C’est donc avec plusieurs mois de retard que Beggars Banquet sans les chiottes sortira dans le commerce en France (décembre 1968). Si nous avons perdu ce lieu malodorant sur la pochette, nous avons gagné en revanche d’excellents titres sur le vinyl. Sympathy for the devil, Salt of the earth, Prodigal song. Jumping Jack flash annonçait le réveil, Beggars Banquet le confirme.

*** Les Rolling Stones s’étaient situés. Ils avaient adopté pour le style ROLLING STONES. De plus, à la vigueur musicale, s’alliait une orientation sociale des textes, conduite avec tact et souvent réalisme. Le combattant de la rue Street fighting man était beaucoup plus sympathique que Revolution lamentablement stoïcienne des Beatles.*** DAILY MIRROR 5 septembre 1968.

Les programateurs de plusieurs stations américaines refusent de diffuser Street fighting man, déclarant que ce titre pourrait inciter les gens à l’émeute.
Les Rolling Stones sont de retour, avec eux l’humour et le décontraction qui les caractérisent. Ainsi lors du repas pour Beggars banquet, ils bombardent avec des tartes à la crème leurs invités.

Les Rolling Stones adeptes de l’amusement d’aujourd’hui présentent un show à la télévision : Rock and roll circus, le 12 décembre. Ce spectacle avec clowns, trapézistes, gens du cirque, dont les acteurs sont des invités de renom tels les Beatles, the WHO, Jethro Tull, Marianne Faithfull et bien évidemment les Rolling Stones. Tous ces joyeux compères sont bien sûr déguisés pour la circonstance. Notons qu’entre temps, Brian Jones qui se débat encore avec la justice est condamné le 26 septembre à payer une amende pour l’accusation d’être en possession de cannabis.


1969, Mort d’un Stones

3 juillet 1969 !

Il est midi et quarante cinq minutes à Europe N° 1 ! Le flash tombe, tragique et brutal :

« Brian Jones, le guitariste des Rolling Stones est mort. Il s’est noyé cette nuit dans sa piscine.. ».

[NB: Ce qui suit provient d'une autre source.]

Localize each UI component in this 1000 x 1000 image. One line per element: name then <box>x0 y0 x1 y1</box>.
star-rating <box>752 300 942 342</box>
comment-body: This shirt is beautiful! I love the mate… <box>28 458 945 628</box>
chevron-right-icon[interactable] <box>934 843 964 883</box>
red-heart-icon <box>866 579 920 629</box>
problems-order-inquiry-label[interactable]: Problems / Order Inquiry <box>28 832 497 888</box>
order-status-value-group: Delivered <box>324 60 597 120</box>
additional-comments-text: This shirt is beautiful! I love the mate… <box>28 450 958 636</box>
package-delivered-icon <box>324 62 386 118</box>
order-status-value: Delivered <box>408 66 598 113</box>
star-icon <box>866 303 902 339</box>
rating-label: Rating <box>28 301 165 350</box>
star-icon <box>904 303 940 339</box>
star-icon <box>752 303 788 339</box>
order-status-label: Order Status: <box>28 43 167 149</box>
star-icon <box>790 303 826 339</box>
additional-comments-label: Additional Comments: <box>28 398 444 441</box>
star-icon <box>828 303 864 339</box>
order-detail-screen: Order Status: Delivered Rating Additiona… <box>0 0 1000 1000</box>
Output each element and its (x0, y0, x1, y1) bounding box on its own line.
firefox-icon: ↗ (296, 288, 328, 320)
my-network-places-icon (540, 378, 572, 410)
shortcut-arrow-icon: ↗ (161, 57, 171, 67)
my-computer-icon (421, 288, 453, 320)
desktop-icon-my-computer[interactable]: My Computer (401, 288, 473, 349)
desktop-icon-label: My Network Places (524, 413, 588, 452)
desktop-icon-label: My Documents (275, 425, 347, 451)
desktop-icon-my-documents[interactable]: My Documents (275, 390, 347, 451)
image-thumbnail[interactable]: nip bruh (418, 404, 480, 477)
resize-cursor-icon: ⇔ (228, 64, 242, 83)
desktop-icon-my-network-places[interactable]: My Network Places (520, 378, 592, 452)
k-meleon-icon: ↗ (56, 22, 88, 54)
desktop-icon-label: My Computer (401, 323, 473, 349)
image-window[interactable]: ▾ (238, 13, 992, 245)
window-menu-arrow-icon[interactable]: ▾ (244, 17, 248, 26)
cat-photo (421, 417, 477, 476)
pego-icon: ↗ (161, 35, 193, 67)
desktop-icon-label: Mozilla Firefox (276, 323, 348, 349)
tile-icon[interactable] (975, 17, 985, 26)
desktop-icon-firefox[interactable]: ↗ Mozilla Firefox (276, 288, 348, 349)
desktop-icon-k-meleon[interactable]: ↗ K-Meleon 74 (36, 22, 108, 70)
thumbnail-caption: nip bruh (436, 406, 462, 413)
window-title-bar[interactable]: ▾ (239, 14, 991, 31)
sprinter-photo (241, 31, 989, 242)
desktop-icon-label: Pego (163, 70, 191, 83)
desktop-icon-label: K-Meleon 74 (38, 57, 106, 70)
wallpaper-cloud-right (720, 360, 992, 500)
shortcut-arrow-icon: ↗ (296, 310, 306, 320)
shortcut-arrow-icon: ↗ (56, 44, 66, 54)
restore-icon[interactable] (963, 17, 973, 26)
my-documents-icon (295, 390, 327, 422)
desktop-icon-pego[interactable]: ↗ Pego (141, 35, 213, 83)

Les journalistes d’Europe N°1 font un rapide historique du groupe auquel appartenait Brian, et lui rendent un ultime hommage en nous diffusant Satisfaction. Un pincement au cœur, un instant de vive émotion nous ont laissé ce jour sans voix quelques instants. Sans le connaître personnellement, des milliers de personnes, dont je faisais partie, ont perdu un lointain ami. Un de ces amis qui nous sont chers parce qu’il n’ y a aucun intérêts dans nos rapports, si ce n’est notre goût commun pour cette sacrée musique qu’est le rock n’ roll.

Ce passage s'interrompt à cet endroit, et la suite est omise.